Training becomes very slow and got killed while using single class

Config file : spec.txt (2.2 KB)

TLT Version : docker_tag: v3.21.08-py3
Training Snapshot :

Hi,

I am trying to train Yolov4 on custom dataset using single class but the problem is training part becomes very slow from the first epoch itself and it got Killed in the middle of 2nd epoch. So can u please help me out from this issue. I am using one target_class_mapping { key: ‘phone’ value: ‘phone’} in the spec file.

I have also attached the spec file and terminal snapshot for your refercence.
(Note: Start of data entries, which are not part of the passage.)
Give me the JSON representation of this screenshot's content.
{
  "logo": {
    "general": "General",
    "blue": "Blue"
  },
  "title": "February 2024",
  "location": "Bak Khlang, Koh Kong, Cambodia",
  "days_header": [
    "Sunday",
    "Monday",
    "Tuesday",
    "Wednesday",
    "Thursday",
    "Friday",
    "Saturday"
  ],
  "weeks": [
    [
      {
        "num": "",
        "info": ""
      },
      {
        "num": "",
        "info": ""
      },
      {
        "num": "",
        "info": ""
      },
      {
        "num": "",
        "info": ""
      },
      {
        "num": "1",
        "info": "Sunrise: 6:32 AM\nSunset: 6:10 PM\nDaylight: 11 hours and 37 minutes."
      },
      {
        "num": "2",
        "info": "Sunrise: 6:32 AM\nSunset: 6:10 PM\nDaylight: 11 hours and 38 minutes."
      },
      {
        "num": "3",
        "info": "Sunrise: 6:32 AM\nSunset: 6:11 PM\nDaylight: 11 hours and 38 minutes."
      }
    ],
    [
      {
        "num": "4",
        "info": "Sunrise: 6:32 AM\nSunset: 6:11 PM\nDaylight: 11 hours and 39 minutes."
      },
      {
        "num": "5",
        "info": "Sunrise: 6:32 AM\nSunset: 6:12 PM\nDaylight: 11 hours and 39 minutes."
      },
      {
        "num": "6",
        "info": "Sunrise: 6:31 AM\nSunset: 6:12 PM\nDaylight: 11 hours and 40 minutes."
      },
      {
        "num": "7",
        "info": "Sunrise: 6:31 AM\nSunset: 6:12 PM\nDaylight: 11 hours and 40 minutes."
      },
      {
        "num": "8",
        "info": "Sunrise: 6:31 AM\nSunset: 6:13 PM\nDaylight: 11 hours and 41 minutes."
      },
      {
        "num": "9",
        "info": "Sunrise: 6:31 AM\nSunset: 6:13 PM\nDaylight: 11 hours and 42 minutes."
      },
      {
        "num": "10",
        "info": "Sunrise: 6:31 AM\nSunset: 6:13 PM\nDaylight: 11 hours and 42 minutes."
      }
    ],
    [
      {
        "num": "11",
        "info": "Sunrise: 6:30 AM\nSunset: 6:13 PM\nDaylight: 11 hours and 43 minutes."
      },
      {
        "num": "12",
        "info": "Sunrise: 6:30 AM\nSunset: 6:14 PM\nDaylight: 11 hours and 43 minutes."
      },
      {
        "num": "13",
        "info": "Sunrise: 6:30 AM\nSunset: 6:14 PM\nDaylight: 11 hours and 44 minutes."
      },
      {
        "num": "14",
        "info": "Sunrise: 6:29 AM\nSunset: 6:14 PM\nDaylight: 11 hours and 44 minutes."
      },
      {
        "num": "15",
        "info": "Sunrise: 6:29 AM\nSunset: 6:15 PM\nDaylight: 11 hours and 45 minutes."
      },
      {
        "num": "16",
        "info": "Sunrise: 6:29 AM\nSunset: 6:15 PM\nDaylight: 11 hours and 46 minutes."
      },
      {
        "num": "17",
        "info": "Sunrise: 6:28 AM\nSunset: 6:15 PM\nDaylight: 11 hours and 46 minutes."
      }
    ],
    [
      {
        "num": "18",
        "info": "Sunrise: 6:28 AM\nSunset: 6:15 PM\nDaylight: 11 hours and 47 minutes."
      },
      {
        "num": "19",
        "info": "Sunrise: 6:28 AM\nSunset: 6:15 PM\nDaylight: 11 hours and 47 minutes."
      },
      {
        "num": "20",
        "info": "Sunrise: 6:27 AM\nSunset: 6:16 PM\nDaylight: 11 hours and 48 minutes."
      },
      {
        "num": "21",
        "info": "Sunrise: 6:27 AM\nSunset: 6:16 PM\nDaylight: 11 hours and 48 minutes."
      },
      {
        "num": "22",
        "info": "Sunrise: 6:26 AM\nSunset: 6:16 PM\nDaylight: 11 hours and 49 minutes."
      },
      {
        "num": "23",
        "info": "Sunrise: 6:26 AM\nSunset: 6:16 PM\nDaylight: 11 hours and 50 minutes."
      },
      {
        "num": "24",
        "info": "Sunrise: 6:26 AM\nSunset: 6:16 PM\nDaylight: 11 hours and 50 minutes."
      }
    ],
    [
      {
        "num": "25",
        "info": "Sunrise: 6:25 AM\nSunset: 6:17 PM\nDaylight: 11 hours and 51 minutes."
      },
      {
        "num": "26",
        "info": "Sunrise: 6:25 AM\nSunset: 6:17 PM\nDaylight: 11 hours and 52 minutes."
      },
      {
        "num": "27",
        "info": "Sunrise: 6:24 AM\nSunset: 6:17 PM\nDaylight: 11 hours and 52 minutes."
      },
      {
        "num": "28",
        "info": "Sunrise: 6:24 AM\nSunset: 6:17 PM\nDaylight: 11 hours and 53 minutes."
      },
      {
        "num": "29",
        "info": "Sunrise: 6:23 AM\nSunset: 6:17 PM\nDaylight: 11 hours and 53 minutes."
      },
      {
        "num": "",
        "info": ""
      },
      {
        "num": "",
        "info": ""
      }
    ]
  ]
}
Looking forward to see any solution from your side.

Hi,
Request you to share the ONNX model and the script if not shared already so that we can assist you better.
Alongside you can try few things:

  1. validating your model with the below snippet

check_model.py

import sys
import onnx
filename = yourONNXmodel
model = onnx.load(filename)
onnx.checker.check_model(model).
2) Try running your model with trtexec command.
https://github.com/NVIDIA/TensorRT/tree/master/samples/opensource/trtexec
In case you are still facing issue, request you to share the trtexec “”–verbose"" log for further debugging
Thanks!

Hi,

Why model is needed ?. I am just only trying to train Yolov4 custom dataset having single class. the problem is training part becomes very slow from the first epoch itself and it got Killed in the middle of 2nd epoch as shown in the above image

Hi,

Why model is needed ?. I am just only trying to train Yolov4 custom dataset having single class. the problem is training part becomes very slow from the first epoch itself and it got Killed in the middle of 2nd epoch as shown in the above image

Hi,

I am waiting for your response.

Hi,

This doesn’t look like TensorRT related. If you’re facing this issue with TLT(TAO) related, we recommend you to please move this post to TAO forum by editing the category (post heading).

Thank you.

ok thanks